Milk and bacterial proteins may produce neuron-specific antigens in children with autism. - GreenMedInfo Summary
Antibodies to neuron-specific antigens in children with autism: possible cross-reaction with encephalitogenic proteins from milk, Chlamydia pneumoniae and Streptococcus group A.

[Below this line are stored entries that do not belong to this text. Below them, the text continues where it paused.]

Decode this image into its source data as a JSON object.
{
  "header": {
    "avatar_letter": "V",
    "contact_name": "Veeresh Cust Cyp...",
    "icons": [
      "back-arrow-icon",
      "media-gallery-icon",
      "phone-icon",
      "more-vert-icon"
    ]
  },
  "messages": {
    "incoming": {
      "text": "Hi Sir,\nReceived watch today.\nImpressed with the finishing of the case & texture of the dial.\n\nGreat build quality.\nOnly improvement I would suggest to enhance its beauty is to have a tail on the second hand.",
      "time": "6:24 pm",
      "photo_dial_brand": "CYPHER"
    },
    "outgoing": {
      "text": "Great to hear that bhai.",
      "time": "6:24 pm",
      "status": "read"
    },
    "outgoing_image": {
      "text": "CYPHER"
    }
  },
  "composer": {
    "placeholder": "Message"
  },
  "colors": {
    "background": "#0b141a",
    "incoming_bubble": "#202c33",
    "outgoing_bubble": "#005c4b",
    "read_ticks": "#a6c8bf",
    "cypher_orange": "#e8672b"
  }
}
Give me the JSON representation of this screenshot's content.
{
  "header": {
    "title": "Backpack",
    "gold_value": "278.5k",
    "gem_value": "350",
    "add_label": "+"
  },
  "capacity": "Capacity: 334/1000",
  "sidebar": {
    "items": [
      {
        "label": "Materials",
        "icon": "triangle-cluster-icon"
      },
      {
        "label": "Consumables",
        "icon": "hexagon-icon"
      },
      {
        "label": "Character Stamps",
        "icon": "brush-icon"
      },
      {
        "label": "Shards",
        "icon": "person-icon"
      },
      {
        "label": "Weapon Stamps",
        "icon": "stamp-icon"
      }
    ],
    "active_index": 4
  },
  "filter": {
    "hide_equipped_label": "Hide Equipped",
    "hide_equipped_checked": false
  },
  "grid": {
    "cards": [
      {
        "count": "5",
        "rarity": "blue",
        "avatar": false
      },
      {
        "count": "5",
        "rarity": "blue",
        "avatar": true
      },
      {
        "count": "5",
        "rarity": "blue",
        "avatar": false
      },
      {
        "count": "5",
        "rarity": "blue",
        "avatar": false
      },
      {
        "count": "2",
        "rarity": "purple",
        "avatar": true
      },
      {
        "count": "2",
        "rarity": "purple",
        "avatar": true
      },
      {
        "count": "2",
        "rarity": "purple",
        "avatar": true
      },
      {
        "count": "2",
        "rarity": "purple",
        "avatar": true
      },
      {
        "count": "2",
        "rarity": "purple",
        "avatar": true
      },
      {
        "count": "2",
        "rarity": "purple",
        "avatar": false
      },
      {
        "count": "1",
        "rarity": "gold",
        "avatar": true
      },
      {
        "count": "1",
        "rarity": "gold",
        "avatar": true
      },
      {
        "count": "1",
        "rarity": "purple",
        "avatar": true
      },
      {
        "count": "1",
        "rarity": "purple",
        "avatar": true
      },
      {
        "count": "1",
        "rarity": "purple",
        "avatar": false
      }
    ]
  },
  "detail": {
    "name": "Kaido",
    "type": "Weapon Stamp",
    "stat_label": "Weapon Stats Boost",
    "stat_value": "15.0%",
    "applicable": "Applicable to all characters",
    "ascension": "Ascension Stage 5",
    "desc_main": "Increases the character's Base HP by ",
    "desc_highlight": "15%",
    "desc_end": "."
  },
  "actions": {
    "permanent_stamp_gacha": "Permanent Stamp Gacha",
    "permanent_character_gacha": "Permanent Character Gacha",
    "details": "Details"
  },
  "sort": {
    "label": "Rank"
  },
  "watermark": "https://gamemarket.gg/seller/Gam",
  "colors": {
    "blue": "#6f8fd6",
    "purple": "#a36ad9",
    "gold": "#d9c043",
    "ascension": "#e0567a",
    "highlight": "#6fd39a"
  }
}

J Neuroimmunol. 2002 Aug;129(1-2):168-77. PMID: 12161033
Section of Neuroimmunology, Immunosciences Laboratory, Inc., 8693 Wilshire Boulevard, Suite 200, Beverly Hills, CA 90211, USA. email@example.com
We measured autoantibodies against nine different neuron-specific antigens and three cross-reactive peptides in the sera of autistic subjects and healthy controls by means of enzyme-linked immunosorbent assay (ELISA) testing. The antigens were myelin basic protein (MBP), myelin-associated glycoprotein (MAG), ganglioside (GM1), sulfatide (SULF), chondroitin sulfate (CONSO4), myelin oligodendrocyte glycoprotein (MOG), alpha,beta-crystallin (alpha,beta-CRYS), neurofilament proteins (NAFP), tubulin and three cross-reactive peptides, Chlamydia pneumoniae (CPP), streptococcal M protein (STM6P) and milk butyrophilin (BTN). Autistic children showed the highest levels of IgG, IgM and IgA antibodies against all neurologic antigens as well as the three cross-reactive peptides. These antibodies are specific because immune absorption demonstrated that only neuron-specific antigens or their cross-reactive epitopes could significantly reduce antibody levels. These antibodies may have been synthesized as a result of an alteration in the blood-brain barrier. This barrier promotes access of preexisting T-cells and central nervous system antigens to immunocompetent cells, which may start a vicious cycle. These results suggest a mechanism by which bacterial infections and milk antigens may modulate autoimmune responses in autism.